People have always relied on 3rd parties to provide services for them, and this is especially true in the technology sector. Think server providers, payment providers, image hosting, CSS & JS libraries, CDNs etc. The list is endless. Using external providers is of course fine, why re-invent the wheel after all? You should be concentrating on what makes your product/service unique, not already-solved problems. (It’s also the Linux ethos!)
Why should you care?
With that said, relying on other people’s services is obviously a problem if their service isn’t up. Luckily, most big service providers, and lots of smaller providers too, have status pages where they will provide the current status for their systems and services. (see ours here). These status pages are great during an unforeseen outage, as you can get the latest info, such as when they are expecting the issue to be fixed, without having to contact their support team with questions, at a time when their support is probably under a lot of strain due to the outage in question.
Lots of status pages even allow you to subscribe to updates, meaning you’ll receive an email or SMS (or even have them call a web-hook for an integration into your alerting systems) when there is an issue.

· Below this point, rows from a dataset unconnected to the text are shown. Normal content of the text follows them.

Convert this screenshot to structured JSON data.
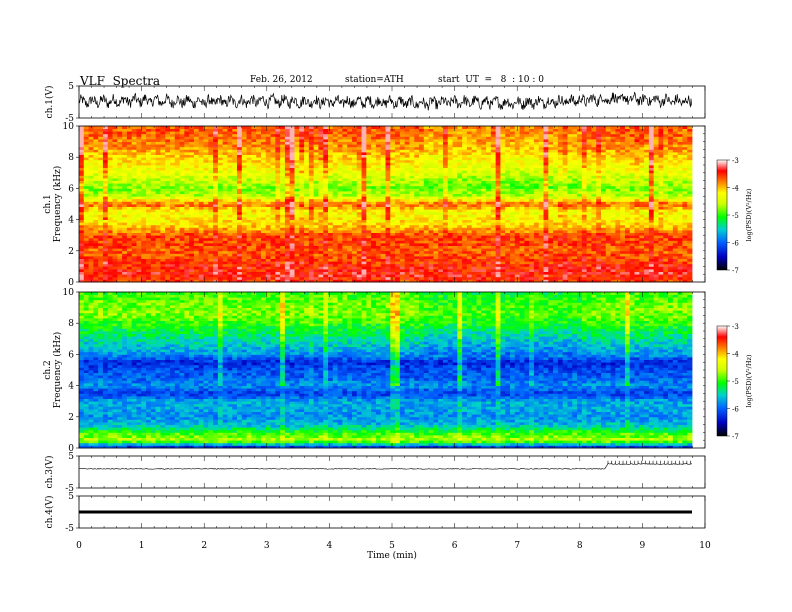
{
  "header": {
    "title": "VLF  Spectra",
    "date": "Feb. 26, 2012",
    "station": "station=ATH",
    "start": "start  UT  =   8  : 10 : 0"
  },
  "colors": {
    "colormap": [
      "#000080",
      "#0000ff",
      "#00a0ff",
      "#00e0c0",
      "#00ff00",
      "#c0ff00",
      "#ffff00",
      "#ffa000",
      "#ff0000",
      "#c00000",
      "#ffffff"
    ],
    "trace": "#000000"
  },
  "chart_data": [
    {
      "type": "line",
      "panel": "ch1-waveform",
      "ylabel": "ch.1(V)",
      "ylim": [
        -5,
        5
      ],
      "yticks": [
        "5",
        "-5"
      ],
      "xlim": [
        0,
        10
      ],
      "data_extent_min": 9.8,
      "series": [
        {
          "values_description_free": true,
          "x": [
            0,
            1,
            2,
            3,
            4,
            5,
            5.5,
            6,
            7,
            8,
            8.5,
            9,
            9.8
          ],
          "y": [
            0,
            0.5,
            0,
            0.3,
            0,
            0,
            -0.5,
            0,
            -0.3,
            0.5,
            1.0,
            0.8,
            0
          ]
        }
      ]
    },
    {
      "type": "heatmap",
      "panel": "ch1-spectrogram",
      "ylabel": "Frequency (kHz)",
      "ylabel2": "ch.1",
      "ylim": [
        0,
        10
      ],
      "yticks": [
        "0",
        "2",
        "4",
        "6",
        "8",
        "10"
      ],
      "xlim": [
        0,
        10
      ],
      "colorbar": {
        "label": "log(PSD)(V²/Hz)",
        "ticks": [
          "-3",
          "-4",
          "-5",
          "-6",
          "-7"
        ],
        "range": [
          -7,
          -3
        ]
      },
      "band_profile_freq_khz": [
        0,
        0.5,
        1,
        1.5,
        2,
        2.5,
        3,
        3.5,
        4,
        4.5,
        5,
        5.5,
        6,
        6.5,
        7,
        7.5,
        8,
        8.5,
        9,
        9.5,
        10
      ],
      "band_profile_logpsd": [
        -3.6,
        -3.4,
        -3.5,
        -3.6,
        -3.7,
        -3.6,
        -3.6,
        -4.0,
        -4.2,
        -4.3,
        -3.7,
        -4.6,
        -4.8,
        -4.6,
        -4.4,
        -4.2,
        -4.1,
        -3.9,
        -3.8,
        -3.7,
        -3.7
      ]
    },
    {
      "type": "heatmap",
      "panel": "ch2-spectrogram",
      "ylabel": "Frequency (kHz)",
      "ylabel2": "ch.2",
      "ylim": [
        0,
        10
      ],
      "yticks": [
        "0",
        "2",
        "4",
        "6",
        "8",
        "10"
      ],
      "xlim": [
        0,
        10
      ],
      "colorbar": {
        "label": "log(PSD)(V²/Hz)",
        "ticks": [
          "-3",
          "-4",
          "-5",
          "-6",
          "-7"
        ],
        "range": [
          -7,
          -3
        ]
      },
      "band_profile_freq_khz": [
        0,
        0.5,
        1,
        1.5,
        2,
        2.5,
        3,
        3.5,
        4,
        4.5,
        5,
        5.5,
        6,
        6.5,
        7,
        7.5,
        8,
        8.5,
        9,
        9.5,
        10
      ],
      "band_profile_logpsd": [
        -6.5,
        -4.6,
        -5.0,
        -5.6,
        -5.8,
        -5.7,
        -5.7,
        -6.2,
        -5.8,
        -6.0,
        -6.1,
        -6.3,
        -5.8,
        -5.6,
        -5.4,
        -5.2,
        -5.0,
        -4.8,
        -4.8,
        -4.9,
        -5.0
      ]
    },
    {
      "type": "line",
      "panel": "ch3-waveform",
      "ylabel": "ch.3(V)",
      "ylim": [
        -5,
        5
      ],
      "yticks": [
        "5",
        "-5"
      ],
      "xlim": [
        0,
        10
      ],
      "series": [
        {
          "x": [
            0,
            8.4,
            8.45,
            9.8
          ],
          "y": [
            1.0,
            1.0,
            2.5,
            2.5
          ]
        }
      ]
    },
    {
      "type": "line",
      "panel": "ch4-waveform",
      "ylabel": "ch.4(V)",
      "ylim": [
        -5,
        5
      ],
      "yticks": [
        "5",
        "-5"
      ],
      "xlim": [
        0,
        10
      ],
      "xlabel": "Time (min)",
      "xticks": [
        "0",
        "1",
        "2",
        "3",
        "4",
        "5",
        "6",
        "7",
        "8",
        "9",
        "10"
      ],
      "series": [
        {
          "x": [
            0,
            9.8
          ],
          "y": [
            0,
            0
          ]
        }
      ]
    }
  ]
}
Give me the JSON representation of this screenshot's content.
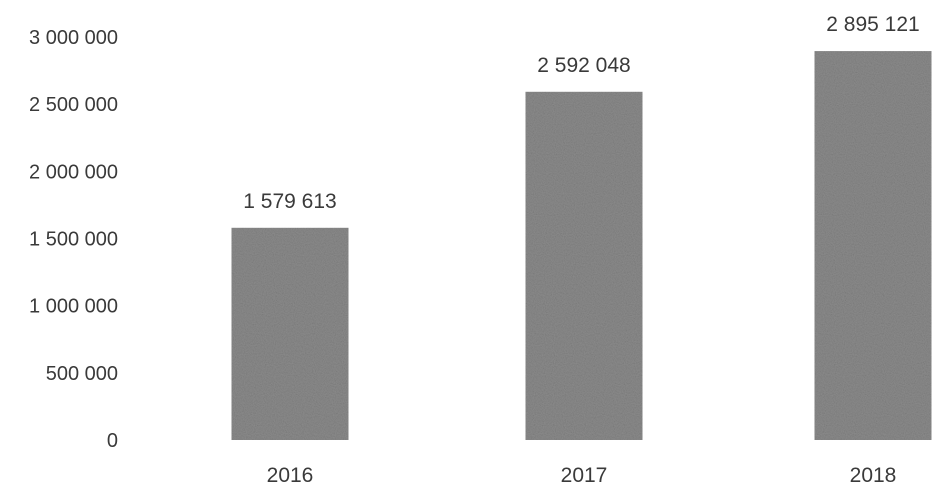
{
  "chart_data": {
    "type": "bar",
    "title": "",
    "xlabel": "",
    "ylabel": "",
    "categories": [
      "2016",
      "2017",
      "2018"
    ],
    "values": [
      1579613,
      2592048,
      2895121
    ],
    "value_labels": [
      "1 579 613",
      "2 592 048",
      "2 895 121"
    ],
    "ylim": [
      0,
      3000000
    ],
    "yticks": [
      0,
      500000,
      1000000,
      1500000,
      2000000,
      2500000,
      3000000
    ],
    "ytick_labels": [
      "0",
      "500 000",
      "1 000 000",
      "1 500 000",
      "2 000 000",
      "2 500 000",
      "3 000 000"
    ],
    "grid": false,
    "legend": "none",
    "bar_color": "#8c8c8c"
  }
}
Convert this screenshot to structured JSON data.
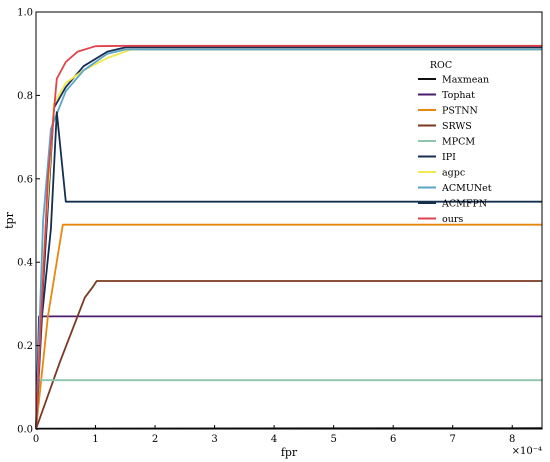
{
  "chart_data": {
    "type": "line",
    "title": "",
    "xlabel": "fpr",
    "ylabel": "tpr",
    "x_multiplier": "×10⁻⁴",
    "xlim": [
      0,
      8.5
    ],
    "ylim": [
      0,
      1.0
    ],
    "x_ticks": [
      "0",
      "1",
      "2",
      "3",
      "4",
      "5",
      "6",
      "7",
      "8"
    ],
    "y_ticks": [
      "0.0",
      "0.2",
      "0.4",
      "0.6",
      "0.8",
      "1.0"
    ],
    "grid": false,
    "legend_title": "ROC",
    "legend_position": "upper-right",
    "series": [
      {
        "name": "Maxmean",
        "color": "#111111",
        "x": [
          0,
          0.05,
          8.5
        ],
        "y": [
          0,
          0.001,
          0.002
        ]
      },
      {
        "name": "Tophat",
        "color": "#4b1c6e",
        "x": [
          0,
          0.05,
          8.5
        ],
        "y": [
          0,
          0.27,
          0.27
        ]
      },
      {
        "name": "PSTNN",
        "color": "#e8870e",
        "x": [
          0,
          0.2,
          0.45,
          8.5
        ],
        "y": [
          0,
          0.27,
          0.49,
          0.49
        ]
      },
      {
        "name": "SRWS",
        "color": "#7a3a22",
        "x": [
          0,
          0.4,
          0.82,
          0.95,
          1.02,
          8.5
        ],
        "y": [
          0,
          0.16,
          0.315,
          0.34,
          0.355,
          0.355
        ]
      },
      {
        "name": "MPCM",
        "color": "#8cc6ae",
        "x": [
          0,
          0.05,
          8.5
        ],
        "y": [
          0,
          0.117,
          0.117
        ]
      },
      {
        "name": "IPI",
        "color": "#1a2d55",
        "x": [
          0,
          0.1,
          0.3,
          0.5,
          0.8,
          1.2,
          1.5,
          8.5
        ],
        "y": [
          0,
          0.3,
          0.77,
          0.82,
          0.87,
          0.905,
          0.915,
          0.915
        ]
      },
      {
        "name": "agpc",
        "color": "#f2e94e",
        "x": [
          0,
          0.1,
          0.3,
          0.5,
          0.8,
          1.2,
          1.6,
          8.5
        ],
        "y": [
          0,
          0.35,
          0.78,
          0.83,
          0.86,
          0.89,
          0.91,
          0.91
        ]
      },
      {
        "name": "ACMUNet",
        "color": "#5aa6c6",
        "x": [
          0,
          0.12,
          0.25,
          0.5,
          0.8,
          1.2,
          1.5,
          8.5
        ],
        "y": [
          0,
          0.5,
          0.72,
          0.81,
          0.86,
          0.9,
          0.91,
          0.91
        ]
      },
      {
        "name": "ACMFPN",
        "color": "#15304e",
        "x": [
          0,
          0.1,
          0.25,
          0.35,
          0.5,
          8.5
        ],
        "y": [
          0,
          0.27,
          0.48,
          0.76,
          0.545,
          0.545
        ]
      },
      {
        "name": "ours",
        "color": "#e0434b",
        "x": [
          0,
          0.08,
          0.2,
          0.35,
          0.5,
          0.7,
          1.0,
          1.5,
          8.5
        ],
        "y": [
          0,
          0.25,
          0.6,
          0.84,
          0.88,
          0.905,
          0.918,
          0.919,
          0.919
        ]
      }
    ]
  }
}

As much as everyone hates outages, they are unfortunately a part of life, and when it’s another service provider’s outage, there isn’t much you can do. (Ideally you should never have a single point of failure, i.e. high availability, but that is a blog post for another time).
What can you do about it?
However, not all outages are unforeseen, and lots of common issues are easy to prevent ahead of time with some simple steps:
- Monitor the status page / blogs of your service providers for warnings of future work that could effect you, and make a record of it
- Subscribe to any relevant mailing lists. These not only let you know about issues, but allow you to take part in a discussion around the issue and it’s effects
- Set up your own checks for service providers that don’t have a status page and/or an automated reminder system (we can help with this).
- Make sure that reminder notifications are actually being seen, not just received. You could have all of the warning time in the world, but if nobody reads the notification, you can’t action anything.
Other things to consider
As mentioned above, your customers are likely to be more forgiving of your outage if it is somebody else’s fault, but they’re not gonna be happy if it’s your fault, and they are really not gonna be happy if it was easily preventable.
The two most common problems that fall into this bracket are domain name and SSL certificate renewals. Every website needs a domain name, and massive amounts of sites use SSL in at least some areas. If your domain name expires, your site could become unavailable immediately (depending on your domain registrar and how nice they are).
SSL certificate expiries can also cause your site to become unavailable immediately. On top of this, browsers will give nasty warnings about the site being insecure. This is likely to stick in the mind of some visitors, meaning it could damage your traffic and/or reputation even after the initial issue has been resolved. It’s also really easy to set up checks for these two things yourselves.